Wall Street’s benchmark, the S&P 500, fell 0.3% on Friday after Fed officials said in notes from their last meeting that they were considering raising its benchmark rate by twice as much. normal amount at future meetings. They also indicated that they would likely reduce Fed bond holdings, which could also push up commercial borrowing rates.

Investors are seeing “increasing evidence that the Federal Reserve will take a more committed approach” to fighting inflation, Stephen Innes of SPI Asset Management said in a report.


The Shanghai Composite Index fell 2.2% to 3,179.32 after inflation accelerated to 1.5% a year ago in March from 0.9% the previous month, in a context of upward pressure on world prices due to uncertainty regarding Russia’s war against Ukraine.

The Nikkei 225 in Tokyo fell 0.7% to 26,793.46 and the Hang Seng in Hong Kong fell 2.5% to 21,324.05.

The S&P-ASX 200 in Sydney advanced less than 0.1% to 7,482.80. New Zealand and Singapore fell while Indonesia rose.

On Friday, the S&P 500 fell to 4,488.28 while the Dow Jones Industrial Average rose 0.4% to 34,721.12. Weakness in tech stocks dragged the Nasdaq composite down 1.3% to 13,711.00.

Investors have been worried since Fed officials began saying they would try to rein in inflation, which is at its highest level in four decades, by rolling back historically low interest rates and other stimulus measures. stimulus that drive up stock prices.

Higher interest rates generally depress economic activity and make safer assets such as bonds more attractive while making equities riskier and more expensive.

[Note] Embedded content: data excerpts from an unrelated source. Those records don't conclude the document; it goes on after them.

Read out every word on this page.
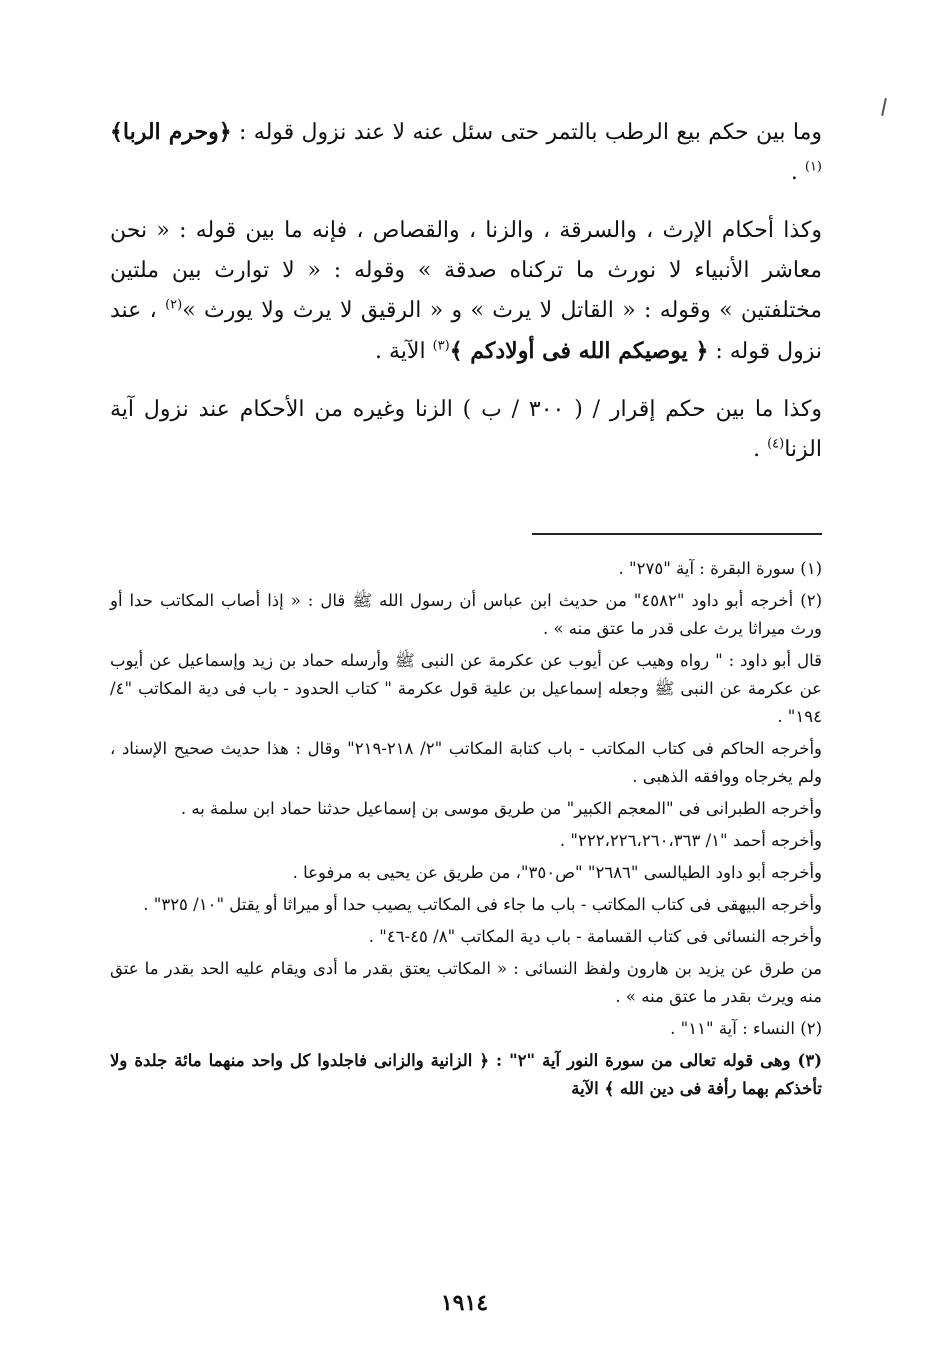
وما بين حكم بيع الرطب بالتمر حتى سئل عنه لا عند نزول قوله : ﴿وحرم الربا﴾ $^{(١)}$ .

وكذا أحكام الإرث ، والسرقة ، والزنا ، والقصاص ، فإنه ما بين قوله : « نحن معاشر الأنبياء لا نورث ما تركناه صدقة » وقوله : « لا توارث بين ملتين مختلفتين » وقوله : « القاتل لا يرث » و « الرقيق لا يرث ولا يورث »$^{(٢)}$ ، عند نزول قوله : ﴿ يوصيكم الله فى أولادكم ﴾$^{(٣)}$ الآية .

وكذا ما بين حكم إقرار / ( ٣٠٠ / ب ) الزنا وغيره من الأحكام عند نزول آية الزنا$^{(٤)}$ .

(١) سورة البقرة : آية "٢٧٥" .

(٢) أخرجه أبو داود "٤٥٨٢" من حديث ابن عباس أن رسول الله ﷺ قال : « إذا أصاب المكاتب حدا أو ورث ميراثا يرث على قدر ما عتق منه » .

قال أبو داود : " رواه وهيب عن أيوب عن عكرمة عن النبى ﷺ وأرسله حماد بن زيد وإسماعيل عن أيوب عن عكرمة عن النبى ﷺ وجعله إسماعيل بن علية قول عكرمة " كتاب الحدود - باب فى دية المكاتب "٤/ ١٩٤" .

وأخرجه الحاكم فى كتاب المكاتب - باب كتابة المكاتب "٢/ ٢١٨-٢١٩" وقال : هذا حديث صحيح الإسناد ، ولم يخرجاه ووافقه الذهبى .

وأخرجه الطبرانى فى "المعجم الكبير" من طريق موسى بن إسماعيل حدثنا حماد ابن سلمة به .

وأخرجه أحمد "١/ ٢٢٢،٢٢٦،٢٦٠،٣٦٣" .

وأخرجه أبو داود الطيالسى "٢٦٨٦" "ص٣٥٠"، من طريق عن يحيى به مرفوعا .

وأخرجه البيهقى فى كتاب المكاتب - باب ما جاء فى المكاتب يصيب حدا أو ميراثا أو يقتل "١٠/ ٣٢٥" .

وأخرجه النسائى فى كتاب القسامة - باب دية المكاتب "٨/ ٤٥-٤٦" .

من طرق عن يزيد بن هارون ولفظ النسائى : « المكاتب يعتق بقدر ما أدى ويقام عليه الحد بقدر ما عتق منه ويرث بقدر ما عتق منه » .

(٢) النساء : آية "١١" .

(٣) وهى قوله تعالى من سورة النور آية "٢" : ﴿ الزانية والزانى فاجلدوا كل واحد منهما مائة جلدة ولا تأخذكم بهما رأفة فى دين الله ﴾ الآية

١٩١٤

Some fear that the Fed, after being accused of reacting too late to rising inflation, is pressing the brakes too hard and tipping the world’s largest economy into recession. Economists at Deutsche Bank last week predicted a recession in the United States by the end of next year.

Oil prices retreated on expectations of weaker demand after peaking above $130 a barrel last month on concerns over disrupted supplies from Russia, the world’s second-largest exporter. .

Meanwhile, in China, automakers and other companies are cutting production due to supply disruptions after authorities imposed strict disease controls to stop coronavirus outbreaks in Shanghai and other parts of the world. other cities.

ACM Research, a supplier of equipment for the semiconductor industry that operates in Shanghai, fell 6.1% after saying the restrictions would significantly affect its revenue.

In energy markets, benchmark U.S. crude fell $2.16 to $96.10 a barrel in electronic trading on the New York Mercantile Exchange. The contract rose $2.23 to $98.26 on Friday. Brent crude, used as a price base for international oils, fell $2.18 to $100.60 a barrel in London. It rose $2.20 the previous session to $102.78 a barrel.

The dollar rose to 124.86 yen from 124.37 yen on Friday. The Euro rose slightly to $1.0087 from $1.0885.